Australia will need to retool commodity exports to achieve net-zero emissions by 2050
As Australia gears up efforts to achieve net-zero emissions by 2050 it is clear that the nation would have to commercialize low emission technologies and change its energy mix in the next 30 years.
Speaking on Monday ahead of a climate summit occurring this week, Australian PM Scott Morrison said that the Aussie government was charting its own course to ensure “Australia is well placed to prosper through the great energy transition of our time, consistent with the strong action on climate change. “
Australia aims to reduce its emissions by 70 percent per unit of GDP on 2005 levels, and halve it when considered in per capita emissions, by 2030. According to Morrison, Australia has lowered its emissions by 19 percent at the end of 2020 when compared to the 2005 levels.
This is greatly due to a major switch to the production of renewable energy.

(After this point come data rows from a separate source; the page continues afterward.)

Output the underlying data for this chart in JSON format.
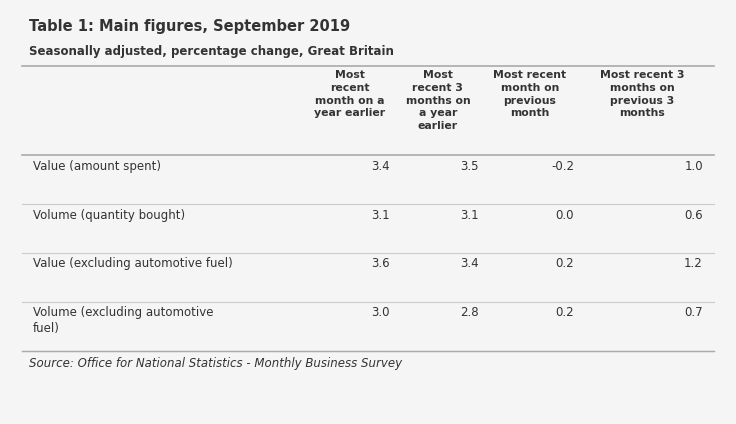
{
  "title": "Table 1: Main figures, September 2019",
  "subtitle": "Seasonally adjusted, percentage change, Great Britain",
  "col_headers": [
    "Most\nrecent\nmonth on a\nyear earlier",
    "Most\nrecent 3\nmonths on\na year\nearlier",
    "Most recent\nmonth on\nprevious\nmonth",
    "Most recent 3\nmonths on\nprevious 3\nmonths"
  ],
  "row_labels": [
    "Value (amount spent)",
    "Volume (quantity bought)",
    "Value (excluding automotive fuel)",
    "Volume (excluding automotive\nfuel)"
  ],
  "data": [
    [
      "3.4",
      "3.5",
      "-0.2",
      "1.0"
    ],
    [
      "3.1",
      "3.1",
      "0.0",
      "0.6"
    ],
    [
      "3.6",
      "3.4",
      "0.2",
      "1.2"
    ],
    [
      "3.0",
      "2.8",
      "0.2",
      "0.7"
    ]
  ],
  "source": "Source: Office for National Statistics - Monthly Business Survey",
  "bg_color": "#f5f5f5",
  "text_color": "#333333",
  "line_color": "#cccccc",
  "header_line_color": "#aaaaaa"
}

Nearly 83% of power generation is expected to come from solar and wind by 2050 as compared to about 20% last year. Natural gas, bio energy, geothermal and small modular reactor will supply the remaining 17% in power output, data from WoodMac data shows.
However, in order to move forward with the decarbonization efforts, coal into power is expected to be phased out by 2035.

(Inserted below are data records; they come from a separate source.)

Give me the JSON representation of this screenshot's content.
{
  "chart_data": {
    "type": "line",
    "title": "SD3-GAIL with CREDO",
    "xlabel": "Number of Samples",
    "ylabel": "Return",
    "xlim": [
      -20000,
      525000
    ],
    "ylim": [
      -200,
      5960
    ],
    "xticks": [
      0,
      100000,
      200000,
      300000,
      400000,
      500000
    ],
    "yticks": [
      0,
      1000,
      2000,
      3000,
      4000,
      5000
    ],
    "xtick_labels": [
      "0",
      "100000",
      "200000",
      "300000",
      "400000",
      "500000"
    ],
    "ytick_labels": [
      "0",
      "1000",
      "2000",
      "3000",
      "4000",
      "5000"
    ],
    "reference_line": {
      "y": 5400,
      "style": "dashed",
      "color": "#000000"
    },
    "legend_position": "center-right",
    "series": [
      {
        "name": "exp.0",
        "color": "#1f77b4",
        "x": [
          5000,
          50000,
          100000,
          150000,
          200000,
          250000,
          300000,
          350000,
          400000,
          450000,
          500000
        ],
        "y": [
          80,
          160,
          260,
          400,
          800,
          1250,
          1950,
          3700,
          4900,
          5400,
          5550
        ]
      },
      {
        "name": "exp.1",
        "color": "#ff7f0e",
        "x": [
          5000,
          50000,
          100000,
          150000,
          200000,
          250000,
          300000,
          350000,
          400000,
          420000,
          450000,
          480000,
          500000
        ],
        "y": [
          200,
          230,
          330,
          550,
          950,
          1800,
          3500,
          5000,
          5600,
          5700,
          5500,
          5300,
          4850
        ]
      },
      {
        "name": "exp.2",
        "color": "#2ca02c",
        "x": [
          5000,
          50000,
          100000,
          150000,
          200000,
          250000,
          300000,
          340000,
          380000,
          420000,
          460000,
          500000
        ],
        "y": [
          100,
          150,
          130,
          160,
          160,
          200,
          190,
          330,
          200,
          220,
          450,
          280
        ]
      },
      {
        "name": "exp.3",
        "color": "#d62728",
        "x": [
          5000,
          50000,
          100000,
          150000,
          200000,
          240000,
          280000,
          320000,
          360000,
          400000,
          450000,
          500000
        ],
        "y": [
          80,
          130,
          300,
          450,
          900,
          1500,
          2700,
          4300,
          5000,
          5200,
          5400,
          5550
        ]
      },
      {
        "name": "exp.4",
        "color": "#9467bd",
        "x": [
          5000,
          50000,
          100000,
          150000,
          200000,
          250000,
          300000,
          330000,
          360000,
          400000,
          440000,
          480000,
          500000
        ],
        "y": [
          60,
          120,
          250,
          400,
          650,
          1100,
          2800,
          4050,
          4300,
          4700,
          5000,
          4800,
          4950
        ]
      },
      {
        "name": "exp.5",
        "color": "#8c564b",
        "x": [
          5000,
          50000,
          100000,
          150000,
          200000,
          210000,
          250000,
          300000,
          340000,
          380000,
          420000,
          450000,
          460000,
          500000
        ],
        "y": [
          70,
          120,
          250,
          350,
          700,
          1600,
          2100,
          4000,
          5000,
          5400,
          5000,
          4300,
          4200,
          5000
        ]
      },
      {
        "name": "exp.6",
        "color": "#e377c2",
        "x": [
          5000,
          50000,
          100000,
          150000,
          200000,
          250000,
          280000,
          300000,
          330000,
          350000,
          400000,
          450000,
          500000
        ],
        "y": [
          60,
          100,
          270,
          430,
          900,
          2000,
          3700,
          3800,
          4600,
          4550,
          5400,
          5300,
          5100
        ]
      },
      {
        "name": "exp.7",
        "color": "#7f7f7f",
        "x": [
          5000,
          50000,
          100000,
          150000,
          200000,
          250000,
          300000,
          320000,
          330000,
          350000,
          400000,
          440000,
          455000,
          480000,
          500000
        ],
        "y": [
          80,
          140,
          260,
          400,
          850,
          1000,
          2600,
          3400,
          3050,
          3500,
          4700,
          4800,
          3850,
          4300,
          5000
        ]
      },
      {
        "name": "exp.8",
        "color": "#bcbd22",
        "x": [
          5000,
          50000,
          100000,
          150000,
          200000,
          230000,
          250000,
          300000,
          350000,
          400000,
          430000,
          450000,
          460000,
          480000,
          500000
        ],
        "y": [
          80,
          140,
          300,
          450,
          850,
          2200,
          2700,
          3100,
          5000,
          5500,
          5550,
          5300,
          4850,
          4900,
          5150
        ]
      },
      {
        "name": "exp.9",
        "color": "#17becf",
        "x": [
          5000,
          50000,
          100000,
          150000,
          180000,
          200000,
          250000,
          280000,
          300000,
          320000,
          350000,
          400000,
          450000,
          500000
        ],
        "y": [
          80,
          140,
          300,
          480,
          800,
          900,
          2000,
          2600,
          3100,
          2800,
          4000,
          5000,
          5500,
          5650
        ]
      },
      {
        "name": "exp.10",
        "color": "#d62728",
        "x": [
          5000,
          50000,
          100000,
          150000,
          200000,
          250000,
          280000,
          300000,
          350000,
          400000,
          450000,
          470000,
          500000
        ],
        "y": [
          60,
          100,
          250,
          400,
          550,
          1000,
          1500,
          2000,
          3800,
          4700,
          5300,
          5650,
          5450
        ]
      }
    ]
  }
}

“The key to meeting our climate change ambitions is commercialisation of low emissions technology. We are not going to meet our climate change targets through punishing taxes,” Morrison pointed out.
As explained, Australia already produces many of the products that will be in growing demand as part of a low carbon future – from copper to lithium.
Wood Mackenzie Asia Pacific Head of Markets and Transitions, Prakash Sharma, believes Australia will need to retool its commodity exports industry to align with the Paris climate targets.
This is extremely important since Australia’s major trading partners – China, Japan and South Korea – are already in transition towards that goal.
“Our analysis shows that Australia can reach net-zero emissions before 2050. Although the pathway requires complete transformation of its traditional energy and export sectors, there are new opportunities to capitalise on,” Sharma said.
“This will require Australia to become a significant player in low-carbon hydrogen trade as well as being able to offer carbon storage and offset services. Total carbon removal capacity reaches approximately 200 Mt per annum by 2050 in Australia.”
Australia aims to tap into the potential of this switch by becoming a major player in the hydrogen industry by 2030 in line with its National Hydrogen Strategy.
The strategy, launched in 2019, outlines a set of nationally coordinated actions aimed at establishing ‘Hydrogen Hubs’ for production and export to the country’s major energy trading partners across the Asia Pacific region and other regions.
Aside to hydrogen, which is a top priority in the country’s First Low Emissions Technology Statement 2020, Australia also plans to focus its investments on energy storage, low carbon materials, as well as carbon capture and storage, CO2 compression and transport.